Políticas públicas para travestis
O município de Fortaleza conta com uma Coordenadoria da Diversidade Sexual, parte da Secretaria de Direitos Humanos. O órgão existe desde 2005 e tem como principal função gerir políticas públicas de enfrentamento ao preconceito e à discriminação por orientação sexual. Estão entre as ações da coordenadoria projetos que lutam contra a homofobia e a favor de melhorias nas áreas de saúde, lazer e esporte para o segmento. Em janeiro deste ano, outra importante conquista dos grupos LGBTT a nível municipal foi a permissão para que travestis e transexuais utilizem, em documentos oficiais, o nome social ao lado do nome de registro.

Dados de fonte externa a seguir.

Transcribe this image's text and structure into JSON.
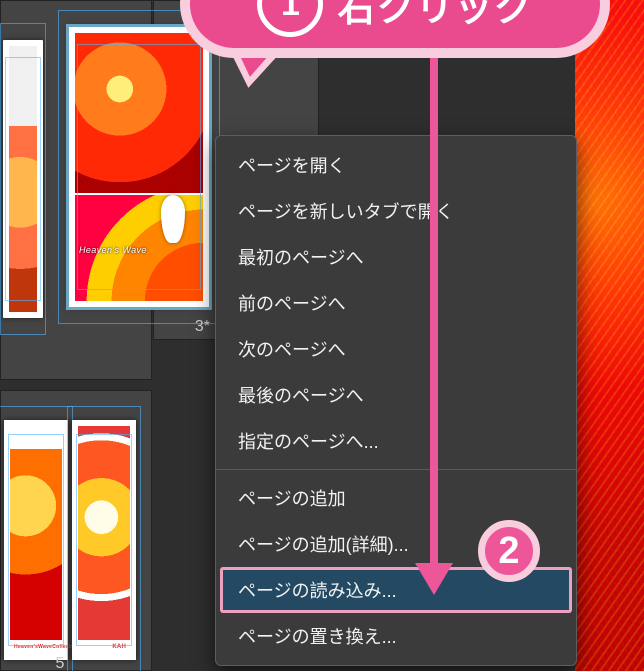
{
  "pages": {
    "p3_label": "3*",
    "p5_label": "5",
    "p3_caption": "Heaven's Wave",
    "p4_caption": "Heaven'sWaveCollections",
    "p5_caption": "KAH"
  },
  "context_menu": {
    "items": [
      {
        "label": "ページを開く"
      },
      {
        "label": "ページを新しいタブで開く"
      },
      {
        "label": "最初のページへ"
      },
      {
        "label": "前のページへ"
      },
      {
        "label": "次のページへ"
      },
      {
        "label": "最後のページへ"
      },
      {
        "label": "指定のページへ..."
      }
    ],
    "items2": [
      {
        "label": "ページの追加"
      },
      {
        "label": "ページの追加(詳細)..."
      },
      {
        "label": "ページの読み込み...",
        "highlight": true
      },
      {
        "label": "ページの置き換え..."
      }
    ]
  },
  "annotations": {
    "step1_label": "右クリック",
    "step1_num": "1",
    "step2_num": "2"
  },
  "colors": {
    "accent_pink": "#ea4a8e",
    "accent_pink_light": "#f8cddd",
    "menu_highlight": "#244a63"
  }
}
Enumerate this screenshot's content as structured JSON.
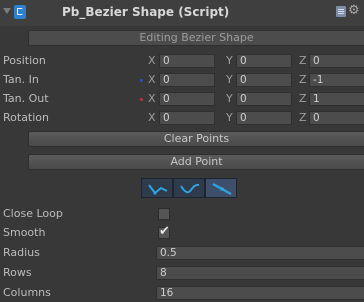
{
  "header": {
    "title": "Pb_Bezier Shape (Script)"
  },
  "section": {
    "label": "Editing Bezier Shape"
  },
  "rows": [
    {
      "label": "Position",
      "marker": "",
      "x": "0",
      "y": "0",
      "z": "0"
    },
    {
      "label": "Tan. In",
      "marker": "#2a4bd8",
      "x": "0",
      "y": "0",
      "z": "-1"
    },
    {
      "label": "Tan. Out",
      "marker": "#c83030",
      "x": "0",
      "y": "0",
      "z": "1"
    },
    {
      "label": "Rotation",
      "marker": "",
      "x": "0",
      "y": "0",
      "z": "0"
    }
  ],
  "axis_labels": {
    "x": "X",
    "y": "Y",
    "z": "Z"
  },
  "buttons": {
    "clear_points": "Clear Points",
    "add_point": "Add Point"
  },
  "tangent_modes": {
    "icons": [
      "tangent-broken-icon",
      "tangent-aligned-icon",
      "tangent-free-icon"
    ],
    "selected": 2,
    "accent": "#2ea3e0"
  },
  "settings": {
    "close_loop": {
      "label": "Close Loop",
      "checked": false
    },
    "smooth": {
      "label": "Smooth",
      "checked": true
    },
    "radius": {
      "label": "Radius",
      "value": "0.5"
    },
    "rows": {
      "label": "Rows",
      "value": "8"
    },
    "columns": {
      "label": "Columns",
      "value": "16"
    }
  }
}
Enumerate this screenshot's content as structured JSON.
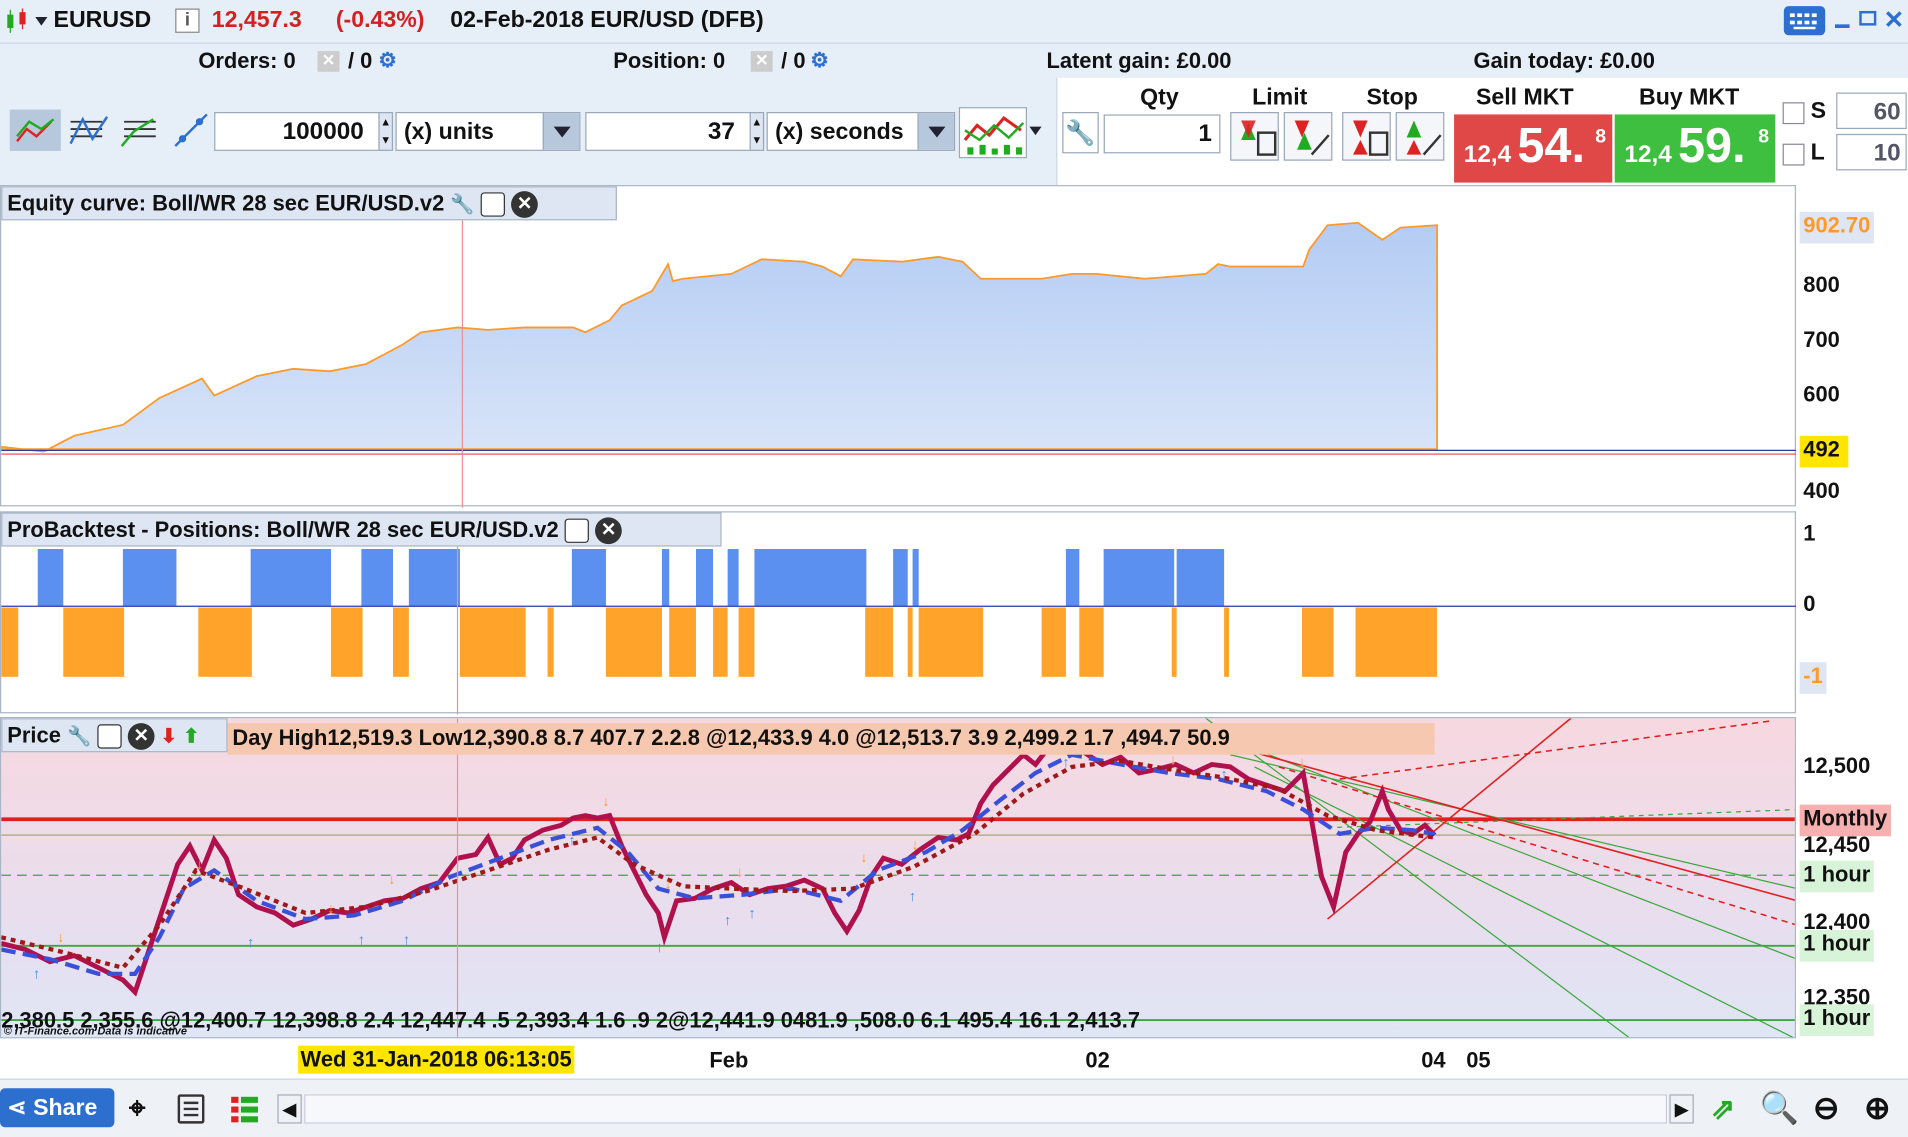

Conheça outras organizações que trabalham em defesa dos direitos das travestis: Associação das Travestis do Ceará – Atrac: (85) 3254-3645 e Grupo de Resistência Asa Branca – Grab: (85) 3253-6197.
Uma Fábrica de Travestis
O espetáculo Engenharia Erótica: Fábrica de Travestis conta a história de quatro travestis: Deydianne Piaf, Yasmin Shyrran, Verónica Valenttino e Gisele Almodóvar. Juntas, elas compartilham com o público os seus sonhos, desavenças e experiências na passarela da vida: as ruas de Fortaleza. Tendo como referência o livro Engenharia Erótica: Travestis no Rio de Janeiro, do fotógrafo e psicanalista Hugo Denizart, a peça retrata o modo de vida das travestis cearenses para além dos estereótipos e preconceitos.
Conheça algumas palavras do mundo travestido:
Dar linda – Fazer sexo de modo passivo, porém muito prazeroso
Fazer carão – Fazer pose
Fazer pista – Sair para fazer programa na rua
Gravação – Sexo oral
Pêssega – Pessoa não muito provida de esperteza
Pireli – Enchimento, geralmente feito de espuma, com o intuito de replicar as formas femininas
Racha – Mulher
Tia – Aids, bicha vivida.
Truque – A acrobacia feita por travestis, transformistas, drags ou caricatas para esconder o pênis.